Topic guide

Anti-money laundering


Keeping the profession free of money laundering is in everyone’s interest. It is a key way of disrupting serious crime which funds everything from terrorists to people traffickers.

Money laundering is a priority risk for us. The credibility of law firms makes them an obvious target for criminals. The overwhelming majority of solicitors want to do the right thing. Yet that alone is not enough. Weak processes or undertrained staff can leave the door open for criminals.

This guidance relates to our approach to investigating individuals and firms when we discover non-compliance with anti-money laundering legislation, in particular the Money Laundering, Terrorist Financing and Transfer of Funds (Information on the Payer) Regulations 2017 as amended in 2019 ("the regulations"). It should be read in conjunction with our Enforcement Strategy.

Our approach to enforcement

We have a responsibility as an anti-money laundering supervisor to make sure those we supervise meet the requirements in the regulations and have appropriate policies, controls and procedures in place to prevent money laundering.

Firms must comply with the regulations and any future legislation that comes into force.

We regard instances of deliberate involvement in money-laundering very seriously and work with law enforcement to ensure that robust action is taken. Our Enforcement Strategy is clear that at the most serious end of the spectrum are convictions for money laundering offences. This reflects the important role of solicitors in preventing organised crime, and the protection they can provide by taking this role seriously.

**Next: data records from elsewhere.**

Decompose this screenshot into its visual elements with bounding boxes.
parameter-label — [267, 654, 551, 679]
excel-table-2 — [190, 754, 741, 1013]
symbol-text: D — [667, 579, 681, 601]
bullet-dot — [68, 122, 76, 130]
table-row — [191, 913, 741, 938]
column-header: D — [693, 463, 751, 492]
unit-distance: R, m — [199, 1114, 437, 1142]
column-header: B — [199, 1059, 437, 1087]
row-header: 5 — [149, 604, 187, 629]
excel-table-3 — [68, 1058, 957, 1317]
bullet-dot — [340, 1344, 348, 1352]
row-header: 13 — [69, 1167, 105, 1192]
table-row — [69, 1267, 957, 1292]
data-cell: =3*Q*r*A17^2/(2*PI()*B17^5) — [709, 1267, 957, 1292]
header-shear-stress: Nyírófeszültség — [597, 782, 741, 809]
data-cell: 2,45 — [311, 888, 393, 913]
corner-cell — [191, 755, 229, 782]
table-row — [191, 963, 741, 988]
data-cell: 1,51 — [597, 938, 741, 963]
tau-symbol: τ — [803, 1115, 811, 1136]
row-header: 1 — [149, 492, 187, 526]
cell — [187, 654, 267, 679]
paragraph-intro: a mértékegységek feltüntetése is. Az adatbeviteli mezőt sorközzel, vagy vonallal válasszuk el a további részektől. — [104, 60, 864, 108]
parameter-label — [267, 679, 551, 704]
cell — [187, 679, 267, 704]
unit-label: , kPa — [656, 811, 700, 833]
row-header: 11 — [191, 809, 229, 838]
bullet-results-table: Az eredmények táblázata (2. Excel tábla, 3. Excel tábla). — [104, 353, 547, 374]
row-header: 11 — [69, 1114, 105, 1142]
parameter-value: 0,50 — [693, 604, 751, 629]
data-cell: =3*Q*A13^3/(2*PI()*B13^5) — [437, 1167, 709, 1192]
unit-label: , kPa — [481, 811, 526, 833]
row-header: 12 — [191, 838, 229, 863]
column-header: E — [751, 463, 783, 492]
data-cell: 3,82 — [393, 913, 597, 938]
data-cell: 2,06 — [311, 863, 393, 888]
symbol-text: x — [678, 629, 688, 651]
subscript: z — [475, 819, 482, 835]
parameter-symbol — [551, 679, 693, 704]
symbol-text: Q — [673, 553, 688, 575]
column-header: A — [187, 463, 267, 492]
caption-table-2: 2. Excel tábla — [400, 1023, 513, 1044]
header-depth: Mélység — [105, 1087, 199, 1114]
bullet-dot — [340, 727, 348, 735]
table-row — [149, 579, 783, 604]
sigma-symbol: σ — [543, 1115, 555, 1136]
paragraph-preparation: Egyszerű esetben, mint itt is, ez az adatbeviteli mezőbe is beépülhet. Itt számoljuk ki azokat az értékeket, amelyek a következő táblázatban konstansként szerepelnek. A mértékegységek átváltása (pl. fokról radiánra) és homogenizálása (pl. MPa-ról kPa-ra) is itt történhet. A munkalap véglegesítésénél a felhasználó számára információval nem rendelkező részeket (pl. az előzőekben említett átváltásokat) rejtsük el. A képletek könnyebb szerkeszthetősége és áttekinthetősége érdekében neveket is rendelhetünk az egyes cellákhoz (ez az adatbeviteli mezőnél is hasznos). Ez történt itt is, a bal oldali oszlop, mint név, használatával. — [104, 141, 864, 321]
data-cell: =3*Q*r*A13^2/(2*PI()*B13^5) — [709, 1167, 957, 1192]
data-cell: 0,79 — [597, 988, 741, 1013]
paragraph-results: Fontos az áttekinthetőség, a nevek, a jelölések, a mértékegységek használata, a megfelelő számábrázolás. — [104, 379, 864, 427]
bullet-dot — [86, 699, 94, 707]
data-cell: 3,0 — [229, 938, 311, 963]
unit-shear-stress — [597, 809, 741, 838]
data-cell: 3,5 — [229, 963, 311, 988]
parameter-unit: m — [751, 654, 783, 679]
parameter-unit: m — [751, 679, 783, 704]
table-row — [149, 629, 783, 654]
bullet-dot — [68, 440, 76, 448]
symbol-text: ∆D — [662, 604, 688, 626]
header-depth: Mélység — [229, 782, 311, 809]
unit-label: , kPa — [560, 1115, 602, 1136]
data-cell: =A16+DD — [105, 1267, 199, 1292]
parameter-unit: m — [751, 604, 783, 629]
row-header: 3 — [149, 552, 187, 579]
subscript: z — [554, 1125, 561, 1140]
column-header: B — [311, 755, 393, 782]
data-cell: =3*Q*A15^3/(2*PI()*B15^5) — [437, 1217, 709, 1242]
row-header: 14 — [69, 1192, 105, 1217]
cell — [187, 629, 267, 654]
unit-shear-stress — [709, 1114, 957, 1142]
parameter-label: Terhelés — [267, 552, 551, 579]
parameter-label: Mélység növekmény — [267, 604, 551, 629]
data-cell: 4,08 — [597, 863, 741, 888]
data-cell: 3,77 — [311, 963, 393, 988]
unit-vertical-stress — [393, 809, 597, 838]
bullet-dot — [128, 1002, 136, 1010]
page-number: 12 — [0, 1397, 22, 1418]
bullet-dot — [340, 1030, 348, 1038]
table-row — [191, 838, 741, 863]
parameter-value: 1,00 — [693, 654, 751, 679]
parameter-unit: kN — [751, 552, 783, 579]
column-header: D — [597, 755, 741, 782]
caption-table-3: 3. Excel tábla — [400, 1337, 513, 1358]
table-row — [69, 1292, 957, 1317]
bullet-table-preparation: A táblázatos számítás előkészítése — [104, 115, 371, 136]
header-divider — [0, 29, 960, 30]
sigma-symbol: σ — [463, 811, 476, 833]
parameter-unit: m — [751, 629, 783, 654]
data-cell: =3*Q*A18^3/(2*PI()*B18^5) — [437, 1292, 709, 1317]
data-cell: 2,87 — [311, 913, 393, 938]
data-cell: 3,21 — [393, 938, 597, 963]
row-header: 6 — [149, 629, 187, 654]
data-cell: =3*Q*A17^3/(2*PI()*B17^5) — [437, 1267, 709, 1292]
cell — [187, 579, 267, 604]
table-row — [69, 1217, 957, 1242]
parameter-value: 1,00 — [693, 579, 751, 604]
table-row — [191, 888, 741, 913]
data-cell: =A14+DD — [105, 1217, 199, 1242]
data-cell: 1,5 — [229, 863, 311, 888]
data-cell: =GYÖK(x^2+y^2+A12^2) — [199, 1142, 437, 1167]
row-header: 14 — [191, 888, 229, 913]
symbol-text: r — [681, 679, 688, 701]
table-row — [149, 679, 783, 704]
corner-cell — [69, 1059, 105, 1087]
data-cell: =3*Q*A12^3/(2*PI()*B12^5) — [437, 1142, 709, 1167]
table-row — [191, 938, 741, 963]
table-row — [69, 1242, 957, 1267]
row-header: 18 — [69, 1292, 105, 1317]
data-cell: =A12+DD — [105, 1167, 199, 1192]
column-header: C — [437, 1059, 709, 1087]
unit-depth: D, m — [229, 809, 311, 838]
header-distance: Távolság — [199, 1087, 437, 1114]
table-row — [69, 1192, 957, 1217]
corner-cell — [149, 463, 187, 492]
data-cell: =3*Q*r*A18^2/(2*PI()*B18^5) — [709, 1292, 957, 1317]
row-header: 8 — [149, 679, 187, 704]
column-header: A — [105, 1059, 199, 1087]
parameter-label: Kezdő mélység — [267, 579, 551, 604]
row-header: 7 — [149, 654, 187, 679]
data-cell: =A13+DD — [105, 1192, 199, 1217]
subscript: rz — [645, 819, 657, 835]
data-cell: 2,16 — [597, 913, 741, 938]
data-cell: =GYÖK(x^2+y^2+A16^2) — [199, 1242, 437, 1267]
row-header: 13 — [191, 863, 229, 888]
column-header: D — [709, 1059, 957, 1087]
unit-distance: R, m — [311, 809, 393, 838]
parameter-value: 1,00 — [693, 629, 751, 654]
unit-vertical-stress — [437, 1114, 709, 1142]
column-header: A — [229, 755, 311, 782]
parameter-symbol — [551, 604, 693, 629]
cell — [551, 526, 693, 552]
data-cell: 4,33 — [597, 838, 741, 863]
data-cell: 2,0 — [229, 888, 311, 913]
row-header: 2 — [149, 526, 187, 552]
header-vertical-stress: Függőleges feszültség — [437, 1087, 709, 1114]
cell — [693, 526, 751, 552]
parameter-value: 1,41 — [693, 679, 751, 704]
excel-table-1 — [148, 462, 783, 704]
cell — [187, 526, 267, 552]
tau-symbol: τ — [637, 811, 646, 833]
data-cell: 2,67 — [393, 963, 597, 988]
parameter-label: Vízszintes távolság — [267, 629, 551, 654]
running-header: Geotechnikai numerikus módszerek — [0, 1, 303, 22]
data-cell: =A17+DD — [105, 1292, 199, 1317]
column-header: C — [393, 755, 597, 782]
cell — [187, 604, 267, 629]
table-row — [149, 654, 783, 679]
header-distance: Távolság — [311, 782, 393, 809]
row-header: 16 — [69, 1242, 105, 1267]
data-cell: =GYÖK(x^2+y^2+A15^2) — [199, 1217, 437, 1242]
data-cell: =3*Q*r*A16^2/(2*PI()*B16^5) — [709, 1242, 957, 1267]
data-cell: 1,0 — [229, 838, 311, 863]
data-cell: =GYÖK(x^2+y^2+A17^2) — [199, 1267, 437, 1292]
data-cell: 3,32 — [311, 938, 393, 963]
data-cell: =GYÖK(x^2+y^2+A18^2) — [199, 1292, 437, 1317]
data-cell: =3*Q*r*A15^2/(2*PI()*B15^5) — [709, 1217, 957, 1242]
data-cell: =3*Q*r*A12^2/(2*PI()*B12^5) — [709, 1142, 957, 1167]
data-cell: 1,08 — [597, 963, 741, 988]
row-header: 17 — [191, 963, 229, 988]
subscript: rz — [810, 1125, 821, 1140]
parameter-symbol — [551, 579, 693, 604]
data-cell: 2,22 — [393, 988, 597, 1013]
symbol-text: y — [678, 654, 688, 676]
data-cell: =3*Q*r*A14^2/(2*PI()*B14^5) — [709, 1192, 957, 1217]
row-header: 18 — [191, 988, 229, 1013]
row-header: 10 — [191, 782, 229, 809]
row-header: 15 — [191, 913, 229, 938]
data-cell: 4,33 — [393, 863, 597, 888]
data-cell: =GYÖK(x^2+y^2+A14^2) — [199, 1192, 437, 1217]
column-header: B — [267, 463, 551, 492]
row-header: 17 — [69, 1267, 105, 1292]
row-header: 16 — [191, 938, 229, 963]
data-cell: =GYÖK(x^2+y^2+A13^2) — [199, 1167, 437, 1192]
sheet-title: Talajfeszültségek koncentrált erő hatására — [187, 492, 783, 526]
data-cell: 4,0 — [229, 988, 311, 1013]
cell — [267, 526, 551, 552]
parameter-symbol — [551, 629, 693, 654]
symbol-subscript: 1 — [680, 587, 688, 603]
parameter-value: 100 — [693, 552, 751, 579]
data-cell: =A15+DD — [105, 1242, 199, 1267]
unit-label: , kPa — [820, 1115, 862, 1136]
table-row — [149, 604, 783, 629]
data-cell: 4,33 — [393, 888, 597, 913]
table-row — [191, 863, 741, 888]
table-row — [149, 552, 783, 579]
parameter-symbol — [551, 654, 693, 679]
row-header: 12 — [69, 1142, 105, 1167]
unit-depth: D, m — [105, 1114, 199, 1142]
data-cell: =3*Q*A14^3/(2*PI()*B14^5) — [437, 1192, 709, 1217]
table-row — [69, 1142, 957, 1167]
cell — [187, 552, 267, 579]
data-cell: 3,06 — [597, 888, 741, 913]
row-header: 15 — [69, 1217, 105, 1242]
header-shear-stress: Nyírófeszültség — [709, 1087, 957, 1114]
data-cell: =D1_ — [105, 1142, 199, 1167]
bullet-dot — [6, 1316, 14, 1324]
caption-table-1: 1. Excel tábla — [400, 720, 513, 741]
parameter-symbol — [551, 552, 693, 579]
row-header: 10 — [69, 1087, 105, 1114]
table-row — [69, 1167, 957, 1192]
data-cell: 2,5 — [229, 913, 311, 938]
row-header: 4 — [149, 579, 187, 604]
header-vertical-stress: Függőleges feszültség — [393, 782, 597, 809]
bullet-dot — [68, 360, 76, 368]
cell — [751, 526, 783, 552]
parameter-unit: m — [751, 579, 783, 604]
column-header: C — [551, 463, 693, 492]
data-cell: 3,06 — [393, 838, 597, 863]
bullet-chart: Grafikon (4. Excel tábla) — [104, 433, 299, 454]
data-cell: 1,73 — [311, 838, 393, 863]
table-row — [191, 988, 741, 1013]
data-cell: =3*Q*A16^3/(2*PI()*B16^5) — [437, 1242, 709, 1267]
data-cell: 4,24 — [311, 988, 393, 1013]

Application of the Standards and Regulations

Compliance with the regulations is a legal requirement and therefore is required by 3.1 of the Code of Conduct for Firms and 7.1 of the Code of Conduct for Solicitors, RELs and RFLs.

In not complying with the regulations, or with our directions as supervisor, individuals and firms may also potentially breach other aspects of our Standards and Regulations.

Anti- Money Laundering Requirements

These requirements are highlighted in the regulations and the legal sector guidance and include, for example:

  • Firms must have in place a written and up to date firm-wide risk assessment that is unique to the firm under Regulation 18, identifying the risks of money laundering and terrorist financing that are relevant to it
  • Providing and recording suitable training for staff within the organisation
  • Appointing a Money Laundering Reporting Officer (MLRO) and where relevant a Money Laundering Compliance Officer (MLCO)
  • Conducting appropriate Customer Due Diligence (CDD) and Enhanced Due Diligence (EDD)
  • Keeping records about CDD and EDD and
  • Making disclosures of suspicious activity to the NCA, under the Proceeds of Crime Act 2002.

The money laundering regulations and accompanying legal sector guidance set out clear ways to meet the requirements. These should not be treated as a tick-box exercise. You need to assess and address the risks your firm faces, putting in place policies, controls and procedures to mitigate those risks.

Common aggravating and mitigating features

In considering what action we need to take, if any, we will consider any mitigating and aggravating factors, including those set out below.

Mitigating features Aggravating features
Steps taken to comply with the requirement they are in breach of. No steps taken to comply with the requirement they are in breach of.
A clear plan to achieve compliance and to ensure likelihood of repetition is low, with a reasonable timeframe for completion. Failure or refusal to comply, act on our advice or to take appropriate steps to reduce likelihood of repetition.
There has been minimal impact on the risk the firm may have been used for money laundering and/or terrorist financing. There has been a significant impact on the risk that the firm may have been used for money laundering or resulted in money laundering, terrorist-financing or harm to the public.
Isolated incident It is a repeated failure demonstrating a pattern of behaviour or culture.
The non-compliance of the firm was primarily due to circumstances outside of their control. There is evidence the non-compliance of the firm was intentional or was despite full knowledge of the requirements.

Indicative sanctions guidelines

We aim to encourage a culture of learning from mistakes and improving standards.

Strong mitigating factors will generally result in us supporting firms to meet the requirements and improve standards. This may involve making sure that appropriate training, documentation, policies, procedures and controls are in place

In certain circumstances we may seek to agree or impose conditions or controls to prevent an individual from holding certain roles (MLRO and MLCO), if we do not consider they can do so safely and effectively.

Where there are failures that are non-trivial, numerous, repeated or indicative of persistent non-compliance, we are likely to impose a sanction, such as a rebuke or fine. Where matters are particularly serious, indicating wilful non-compliance, dishonest cover up, or significant risk to the public, we may impose more severe sanctions or prosecute the matter before the Solicitors Disciplinary Tribunal, which has additional sanctions available to it for most of the firms we regulate such as a large fine, or suspension or strike off of any solicitors involved.